COMMISSION DES LÉSIONS PROFESSIONNELLES
QUÉBEC, LE 28 AVRIL 1998
RÉGION: Québec DEVANT LA COMMISSAIRE: Me MICHÈLE CARIGNAN
ASSISTÉE DES MEMBRES: PAUL SAVARD,
Associations d’employeurs
PIERRETTE GIROUX,
Associations syndicales
DOSSIER: 88518-03-9705
DOSSIER CSST: AUDIENCE TENUE LE: 22 AVRIL 1998
111407979
À: QUÉBEC
DÉCISION RELATIVE À UNE REQUÊTE EN RÉVISION PRÉSENTÉE EN VERTU DE L'ARTICLE 406 DE LA LOI SUR LES ACCIDENTS DU TRAVAIL ET LES MALADIES PROFESSIONNELLES
(L.R.Q., c. A-3.001)
PARTIE APPELANTE: MONSIEUR SYLVAIN GIRARD
14, rue des Pruches
SAINTE-BRIGITTE-DE-LAVAL (Québec)
G0A 3K0
PARTIE INTÉRESSÉE: SICO INC.
2505, rue de la Métropole
LONGUEUIL (Québec)
J4G 1E5
Le 23 février 1998, Sico inc. (l’employeur) dépose une requête en révision pour cause à l’encontre d’une décision rendue par la Commission d’appel en matière de lésions professionnelles (la Commission d’appel) le 19 janvier 1998.
Par cette décision, la Commission d’appel déclare que M. Sylvain Girard (le travailleur) fut victime d’une mesure prohibée par l’article 32 de la Loi sur les accidents du travail et les maladies professionnelles (L.R.Q., c. A‑3.001) (la loi) et qu’il a droit au salaire pour le temps supplémentaire qu’il aurait normalement exécuté les 4, 5, 7 et 11 mars 1996.
OBJET DE LA REQUÊTE
L’employeur demande à la Commission des lésions professionnelles d’accueillir sa requête, de réviser la décision rendue par la Commission d’appel et de déclarer que le travailleur n’a pas été victime d’une mesure prohibée selon l’article 32 de la loi.

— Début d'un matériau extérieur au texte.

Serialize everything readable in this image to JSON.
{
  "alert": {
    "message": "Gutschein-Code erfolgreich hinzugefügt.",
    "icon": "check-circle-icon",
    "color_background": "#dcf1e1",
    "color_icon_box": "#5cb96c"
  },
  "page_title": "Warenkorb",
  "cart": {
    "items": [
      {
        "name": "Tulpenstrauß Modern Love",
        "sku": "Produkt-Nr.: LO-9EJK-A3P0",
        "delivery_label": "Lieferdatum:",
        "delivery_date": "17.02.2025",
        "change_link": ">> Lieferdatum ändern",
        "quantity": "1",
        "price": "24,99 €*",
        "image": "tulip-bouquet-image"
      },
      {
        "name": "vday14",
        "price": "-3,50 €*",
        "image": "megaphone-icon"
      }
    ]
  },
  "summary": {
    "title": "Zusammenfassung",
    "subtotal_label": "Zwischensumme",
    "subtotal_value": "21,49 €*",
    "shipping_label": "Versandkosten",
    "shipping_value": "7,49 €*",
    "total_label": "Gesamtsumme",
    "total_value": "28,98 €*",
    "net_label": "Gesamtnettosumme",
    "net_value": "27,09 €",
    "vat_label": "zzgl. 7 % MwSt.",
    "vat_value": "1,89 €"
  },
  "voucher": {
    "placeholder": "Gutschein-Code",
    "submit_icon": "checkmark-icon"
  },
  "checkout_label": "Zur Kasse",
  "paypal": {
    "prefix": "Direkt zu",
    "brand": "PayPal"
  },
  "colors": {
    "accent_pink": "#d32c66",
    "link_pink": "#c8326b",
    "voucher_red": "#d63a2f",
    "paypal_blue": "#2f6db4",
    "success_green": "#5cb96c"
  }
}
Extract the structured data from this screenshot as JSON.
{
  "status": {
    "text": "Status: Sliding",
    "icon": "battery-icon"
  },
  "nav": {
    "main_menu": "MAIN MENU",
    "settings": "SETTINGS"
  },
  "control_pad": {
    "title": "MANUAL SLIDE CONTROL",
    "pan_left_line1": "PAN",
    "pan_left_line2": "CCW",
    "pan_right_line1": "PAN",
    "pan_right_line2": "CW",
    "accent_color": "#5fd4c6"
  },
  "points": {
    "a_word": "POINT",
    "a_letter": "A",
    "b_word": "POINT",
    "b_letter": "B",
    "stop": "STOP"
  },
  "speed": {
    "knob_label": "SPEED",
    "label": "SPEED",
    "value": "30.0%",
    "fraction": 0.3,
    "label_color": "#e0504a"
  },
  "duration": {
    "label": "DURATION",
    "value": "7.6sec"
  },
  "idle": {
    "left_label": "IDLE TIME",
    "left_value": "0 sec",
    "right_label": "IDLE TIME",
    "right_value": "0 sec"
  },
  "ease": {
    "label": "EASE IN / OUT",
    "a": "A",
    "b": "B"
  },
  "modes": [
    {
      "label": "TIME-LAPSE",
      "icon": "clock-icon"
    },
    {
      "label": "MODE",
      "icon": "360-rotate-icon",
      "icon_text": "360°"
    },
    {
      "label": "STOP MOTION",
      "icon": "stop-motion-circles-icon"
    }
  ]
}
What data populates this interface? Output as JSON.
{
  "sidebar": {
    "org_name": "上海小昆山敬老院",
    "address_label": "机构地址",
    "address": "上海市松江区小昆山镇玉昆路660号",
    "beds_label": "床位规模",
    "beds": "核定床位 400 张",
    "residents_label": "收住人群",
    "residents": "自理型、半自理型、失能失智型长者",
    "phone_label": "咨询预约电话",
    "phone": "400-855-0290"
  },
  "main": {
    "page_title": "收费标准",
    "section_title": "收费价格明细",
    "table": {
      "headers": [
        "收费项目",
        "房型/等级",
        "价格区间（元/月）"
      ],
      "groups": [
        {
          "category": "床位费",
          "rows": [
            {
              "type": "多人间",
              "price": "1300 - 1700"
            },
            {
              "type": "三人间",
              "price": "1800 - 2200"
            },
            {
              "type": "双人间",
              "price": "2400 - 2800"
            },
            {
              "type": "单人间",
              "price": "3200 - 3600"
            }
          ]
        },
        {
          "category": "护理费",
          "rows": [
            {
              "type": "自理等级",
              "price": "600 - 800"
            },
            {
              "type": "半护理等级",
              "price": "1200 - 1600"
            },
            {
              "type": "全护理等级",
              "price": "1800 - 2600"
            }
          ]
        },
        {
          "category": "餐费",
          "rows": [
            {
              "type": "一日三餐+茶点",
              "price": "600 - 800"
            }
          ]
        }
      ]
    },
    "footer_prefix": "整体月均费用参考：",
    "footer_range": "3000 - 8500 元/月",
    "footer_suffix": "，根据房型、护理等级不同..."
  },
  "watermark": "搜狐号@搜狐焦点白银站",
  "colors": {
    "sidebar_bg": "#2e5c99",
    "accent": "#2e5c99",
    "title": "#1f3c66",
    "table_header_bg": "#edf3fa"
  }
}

Le 1er avril 1998 est entrée en vigueur la Loi instituant la Commission des lésions professionnelles et modifiant diverses dispositions législatives[1]. Cette loi crée la Commission des lésions professionnelles qui remplace et continue la Commission d’appel en matière de lésions professionnelles. En vertu de l’article 52 de cette loi, les affaires pendantes devant la Commission d’appel en matière de lésions professionnelles sont continuées et décidées par la Commission des lésions professionnelles.
La présente décision est donc rendue par la soussignée en sa qualité de commissaire de la Commission des lésions professionnelles.
LES FAITS
La Commission d’appel résume comme suit les faits dans sa décision :
«En février 1996, le travailleur occupe l’emploi d’opérateur de chariot élévateur.
Le 29 février 1996, il est victime d’une lésion professionnelle reconnue comme telle par la Commission de la santé et de la sécurité du travail (la Commission).
L’employeur offre au travailleur une assignation temporaire pour la période du 3 au 15 mars 1996. Cette assignation consiste à former le travailleur devant le remplacer pour son arrêt de travail.
Pendant cette période, le remplaçant que le travailleur formait a effectué du temps supplémentaire les 1, 4, 5, 7 et 11 mars 1996 pour un salaire de 650,78 $.
Le 14 avril 1996, le travailleur dépose une plainte à la Commission alléguant avoir été victime d’une mesure discriminatoire au sens de l’article 32 de la loi. Cette plainte est ainsi formulée:
«Suite à un accident du travail le 29 février 1996, mon employeur m’a assigné temporairement. Je devais former l’employé qui me remplaçait à mon poste de travail. Le 4,5,7 et 11 mars 1996, l’employeur refuse de me faire faire du temps supplémentaire et refuse aussi de me payer alors que j’étais assigné à mon propre poste de travail, comme formateur d’un employé qui me remplaçait.»
Le 8 octobre 1996, le conciliateur-décideur de la Commission reconnaît comme bien fondée la plainte du travailleur et l’employeur se prévaut de son droit à révision.
Lors de son témoignage devant la Commission d’appel, le travailleur précise occuper un emploi d’opérateur de camion élévateur spécialisé dans la réception de marchandises premières.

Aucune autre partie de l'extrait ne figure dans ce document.